Modeling of turbulent mixing with an improved K–L model

Abstract

Turbulent mixing, induced by Rayleigh–Taylor (RT), Richtmyer–Meshkov (RM), and Kelvin–Helmholtz (KH) instabilities, broadly occurs in both natural phenomena, such as supernova explosions, and engineering applications, such as inertial confinement fusion (ICF). These three instabilities usually simultaneously exist and are highly coupled to drive and affect turbulent mixing, which raises a great challenge for turbulence modeling. In this study, an improved version of the K–L model is proposed. The modifications include that: (i) the deviatoric shear stress is considered to describe the KH instability; (ii) the concept of characteristic acceleration is introduced to better distinguish RT and RM instabilities; and (iii) an enthalpy diffusion is directly derived from the internal energy equation to model the turbulent diffusion term. Then, a unified set of model coefficients is systematically derived based on the self-similar analysis and physical observations.

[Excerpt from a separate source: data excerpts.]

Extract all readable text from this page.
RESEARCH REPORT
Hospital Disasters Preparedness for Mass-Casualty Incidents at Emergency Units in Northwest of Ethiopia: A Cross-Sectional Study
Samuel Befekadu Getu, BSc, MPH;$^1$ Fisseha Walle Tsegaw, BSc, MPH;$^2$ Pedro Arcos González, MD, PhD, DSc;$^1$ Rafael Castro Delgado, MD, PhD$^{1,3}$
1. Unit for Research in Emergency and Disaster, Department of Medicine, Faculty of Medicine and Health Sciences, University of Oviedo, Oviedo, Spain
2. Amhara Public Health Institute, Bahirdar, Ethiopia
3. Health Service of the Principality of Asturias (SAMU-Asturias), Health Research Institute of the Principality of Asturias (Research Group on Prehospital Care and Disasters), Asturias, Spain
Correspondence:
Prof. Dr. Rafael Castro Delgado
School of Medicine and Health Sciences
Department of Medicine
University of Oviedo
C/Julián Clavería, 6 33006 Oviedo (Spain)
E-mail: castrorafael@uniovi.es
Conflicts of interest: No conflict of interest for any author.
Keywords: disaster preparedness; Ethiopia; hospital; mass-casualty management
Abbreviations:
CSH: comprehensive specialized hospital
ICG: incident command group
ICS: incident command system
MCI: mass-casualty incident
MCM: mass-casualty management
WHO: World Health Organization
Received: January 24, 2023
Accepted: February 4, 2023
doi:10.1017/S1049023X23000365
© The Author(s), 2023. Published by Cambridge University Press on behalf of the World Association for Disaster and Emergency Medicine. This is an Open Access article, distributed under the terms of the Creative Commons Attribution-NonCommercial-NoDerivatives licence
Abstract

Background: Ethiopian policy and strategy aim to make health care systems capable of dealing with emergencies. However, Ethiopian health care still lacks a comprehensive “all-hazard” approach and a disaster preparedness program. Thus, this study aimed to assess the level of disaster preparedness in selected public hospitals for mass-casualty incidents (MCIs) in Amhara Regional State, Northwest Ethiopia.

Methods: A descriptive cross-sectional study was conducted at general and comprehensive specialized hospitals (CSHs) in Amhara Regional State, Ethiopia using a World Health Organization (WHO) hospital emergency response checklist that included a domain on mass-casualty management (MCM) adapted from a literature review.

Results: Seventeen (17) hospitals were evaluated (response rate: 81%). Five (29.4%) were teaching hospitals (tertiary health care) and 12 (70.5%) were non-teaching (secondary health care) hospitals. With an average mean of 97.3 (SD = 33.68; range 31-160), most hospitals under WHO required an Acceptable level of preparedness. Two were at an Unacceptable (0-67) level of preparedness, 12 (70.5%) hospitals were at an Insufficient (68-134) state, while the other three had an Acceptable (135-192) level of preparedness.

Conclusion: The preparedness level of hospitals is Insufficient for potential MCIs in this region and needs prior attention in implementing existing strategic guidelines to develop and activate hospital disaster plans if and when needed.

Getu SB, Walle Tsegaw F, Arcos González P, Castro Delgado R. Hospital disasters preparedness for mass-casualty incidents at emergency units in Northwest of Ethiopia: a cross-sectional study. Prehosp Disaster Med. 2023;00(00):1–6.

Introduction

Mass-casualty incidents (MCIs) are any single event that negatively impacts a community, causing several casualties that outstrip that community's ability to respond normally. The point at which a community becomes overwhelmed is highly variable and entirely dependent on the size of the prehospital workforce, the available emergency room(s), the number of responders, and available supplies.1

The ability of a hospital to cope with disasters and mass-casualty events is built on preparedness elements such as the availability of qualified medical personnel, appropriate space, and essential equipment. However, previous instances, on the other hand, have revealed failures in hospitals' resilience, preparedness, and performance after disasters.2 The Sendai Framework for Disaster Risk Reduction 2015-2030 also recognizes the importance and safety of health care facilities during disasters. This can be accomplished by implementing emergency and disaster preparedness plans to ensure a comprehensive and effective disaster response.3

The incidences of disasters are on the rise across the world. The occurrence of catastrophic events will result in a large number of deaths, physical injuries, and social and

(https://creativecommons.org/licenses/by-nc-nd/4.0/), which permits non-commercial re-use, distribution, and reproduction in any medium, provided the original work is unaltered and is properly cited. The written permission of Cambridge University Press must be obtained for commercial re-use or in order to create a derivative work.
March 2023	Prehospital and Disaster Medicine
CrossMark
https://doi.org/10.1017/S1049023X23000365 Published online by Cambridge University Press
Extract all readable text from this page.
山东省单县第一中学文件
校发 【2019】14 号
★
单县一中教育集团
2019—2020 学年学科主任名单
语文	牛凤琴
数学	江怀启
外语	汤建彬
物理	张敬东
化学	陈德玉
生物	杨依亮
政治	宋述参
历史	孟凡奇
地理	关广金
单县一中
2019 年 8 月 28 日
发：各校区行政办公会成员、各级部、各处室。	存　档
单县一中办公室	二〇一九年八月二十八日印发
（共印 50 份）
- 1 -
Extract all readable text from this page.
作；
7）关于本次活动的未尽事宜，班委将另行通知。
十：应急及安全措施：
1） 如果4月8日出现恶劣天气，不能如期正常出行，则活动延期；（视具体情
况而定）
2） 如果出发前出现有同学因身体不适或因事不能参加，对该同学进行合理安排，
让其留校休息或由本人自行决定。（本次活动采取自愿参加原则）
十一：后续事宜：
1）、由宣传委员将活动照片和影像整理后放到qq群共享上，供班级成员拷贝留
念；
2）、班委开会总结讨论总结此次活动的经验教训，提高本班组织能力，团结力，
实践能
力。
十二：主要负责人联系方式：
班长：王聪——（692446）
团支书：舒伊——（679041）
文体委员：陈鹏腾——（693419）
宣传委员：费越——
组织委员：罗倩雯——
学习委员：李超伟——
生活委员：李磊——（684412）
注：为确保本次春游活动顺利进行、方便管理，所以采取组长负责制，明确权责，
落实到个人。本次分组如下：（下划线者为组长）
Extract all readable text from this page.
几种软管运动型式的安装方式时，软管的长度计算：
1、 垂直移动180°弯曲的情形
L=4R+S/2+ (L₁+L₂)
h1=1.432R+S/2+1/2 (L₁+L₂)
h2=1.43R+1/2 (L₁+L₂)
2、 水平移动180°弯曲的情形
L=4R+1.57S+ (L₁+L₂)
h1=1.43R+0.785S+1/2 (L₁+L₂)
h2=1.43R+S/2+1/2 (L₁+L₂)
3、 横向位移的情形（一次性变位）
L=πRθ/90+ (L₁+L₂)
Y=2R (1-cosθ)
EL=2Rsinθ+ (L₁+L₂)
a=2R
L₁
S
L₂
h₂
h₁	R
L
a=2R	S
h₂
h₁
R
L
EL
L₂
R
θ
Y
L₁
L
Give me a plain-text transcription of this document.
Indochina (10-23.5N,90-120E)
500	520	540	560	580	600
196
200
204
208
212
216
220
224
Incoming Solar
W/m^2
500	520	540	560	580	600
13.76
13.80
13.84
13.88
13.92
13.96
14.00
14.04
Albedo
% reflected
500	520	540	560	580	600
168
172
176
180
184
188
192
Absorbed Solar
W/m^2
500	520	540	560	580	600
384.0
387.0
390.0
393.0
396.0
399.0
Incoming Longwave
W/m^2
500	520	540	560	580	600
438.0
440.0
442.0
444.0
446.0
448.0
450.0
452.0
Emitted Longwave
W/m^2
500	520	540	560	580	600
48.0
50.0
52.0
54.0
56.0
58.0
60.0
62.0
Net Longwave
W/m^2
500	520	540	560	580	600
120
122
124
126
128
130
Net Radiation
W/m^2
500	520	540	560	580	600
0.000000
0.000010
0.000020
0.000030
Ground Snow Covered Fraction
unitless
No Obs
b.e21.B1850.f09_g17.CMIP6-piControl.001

This model is validated by canonical RT, RM, and KH mixings and further investigated for more complex cases, including the RM mixing with multiple reshocks, the two-dimensional RT mixing called “tilted-rig,” and the simple spherical implosion, a much simplified version of an ICF implosion. Good agreement with the corresponding experimental and numerical data is achieved, revealing the ability of the present model to describe combined buoyancy, shock, and shear effects, which will contribute to a further application in real problems.